La détresse psychologique entre les murs du Collège militaire, donc, « ça ne me surprend pas, mais ça me choque éperdument », a-t-il dit.

« TROUVER LA CAUSE VÉRITABLE »

Deux groupes de militaires - réunis en « commissions d'enquête » - ont été chargés de faire la lumière sur ces morts. Le premier doit éclaircir la mort de Harrison Kelertas, Brett Cameron et Matthew Sullivan, tous élèves-officiers à Kingston. Le second se penche sur le suicide d'Éric Leclerc, qui avait obtenu son diplôme en janvier dernier. Il a été retrouvé sans vie en juin dernier à la base militaire Borden.

La semaine dernière, le grand patron du Collège a affirmé en entrevue s'en remettre à ces enquêtes pour comprendre ce qui s'est passé entre les murs de son établissement.

Mais ces commissions sont pleines de défauts, a dit Me Drapeau. Elles sont souvent longues, et la participation des familles des défunts y est limitée. Le rapport n'est pas toujours transmis dans son entièreté aux proches endeuillés.

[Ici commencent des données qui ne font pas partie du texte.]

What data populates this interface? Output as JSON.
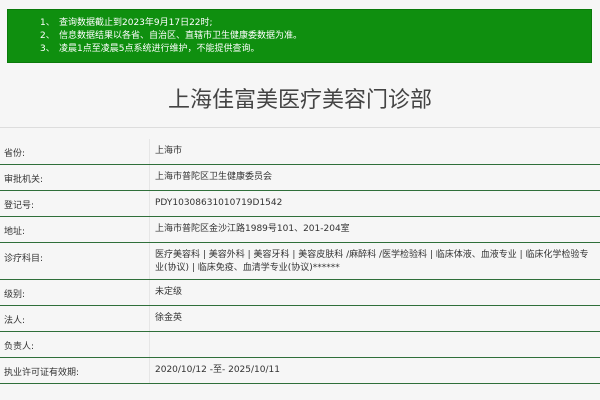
{
  "notice": {
    "lines": [
      {
        "num": "1、",
        "text": "查询数据截止到2023年9月17日22时;"
      },
      {
        "num": "2、",
        "text": "信息数据结果以各省、自治区、直辖市卫生健康委数据为准。"
      },
      {
        "num": "3、",
        "text": "凌晨1点至凌晨5点系统进行维护，不能提供查询。"
      }
    ]
  },
  "page": {
    "title": "上海佳富美医疗美容门诊部"
  },
  "table": {
    "rows": [
      {
        "label": "省份:",
        "value": "上海市"
      },
      {
        "label": "审批机关:",
        "value": "上海市普陀区卫生健康委员会"
      },
      {
        "label": "登记号:",
        "value": "PDY10308631010719D1542"
      },
      {
        "label": "地址:",
        "value": "上海市普陀区金沙江路1989号101、201-204室"
      },
      {
        "label": "诊疗科目:",
        "value": "医疗美容科 | 美容外科 | 美容牙科 | 美容皮肤科 /麻醉科 /医学检验科 | 临床体液、血液专业 | 临床化学检验专业(协议) | 临床免疫、血清学专业(协议)******"
      },
      {
        "label": "级别:",
        "value": "未定级"
      },
      {
        "label": "法人:",
        "value": "徐金英"
      },
      {
        "label": "负责人:",
        "value": ""
      },
      {
        "label": "执业许可证有效期:",
        "value": "2020/10/12 -至- 2025/10/11"
      }
    ]
  }
}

D'où la nécessité de confier une enquête à une personne ou un groupe de personnes qui n'évoluent pas dans l'armée. « Tout comme on fait dans une enquête du coroner », a-t-il comparé, « afin de trouver la cause véritable du décès d'une personne et, dans un deuxième temps, de faire des recommandations qui pourraient prévenir d'autres décès ».

« Si on n'est pas capables de sonner l'alarme après quatre, quand allons-nous le faire ? Au cinquième ? Au sixième ? », a dit Me Drapeau. « Qu'est-ce qu'il y a à Kingston qui est si troublant, qui mène certains jeunes à commettre cet acte-là ? Il faut se poser la question. Ce n'est pas un accident. Ce n'est pas une coïncidence. »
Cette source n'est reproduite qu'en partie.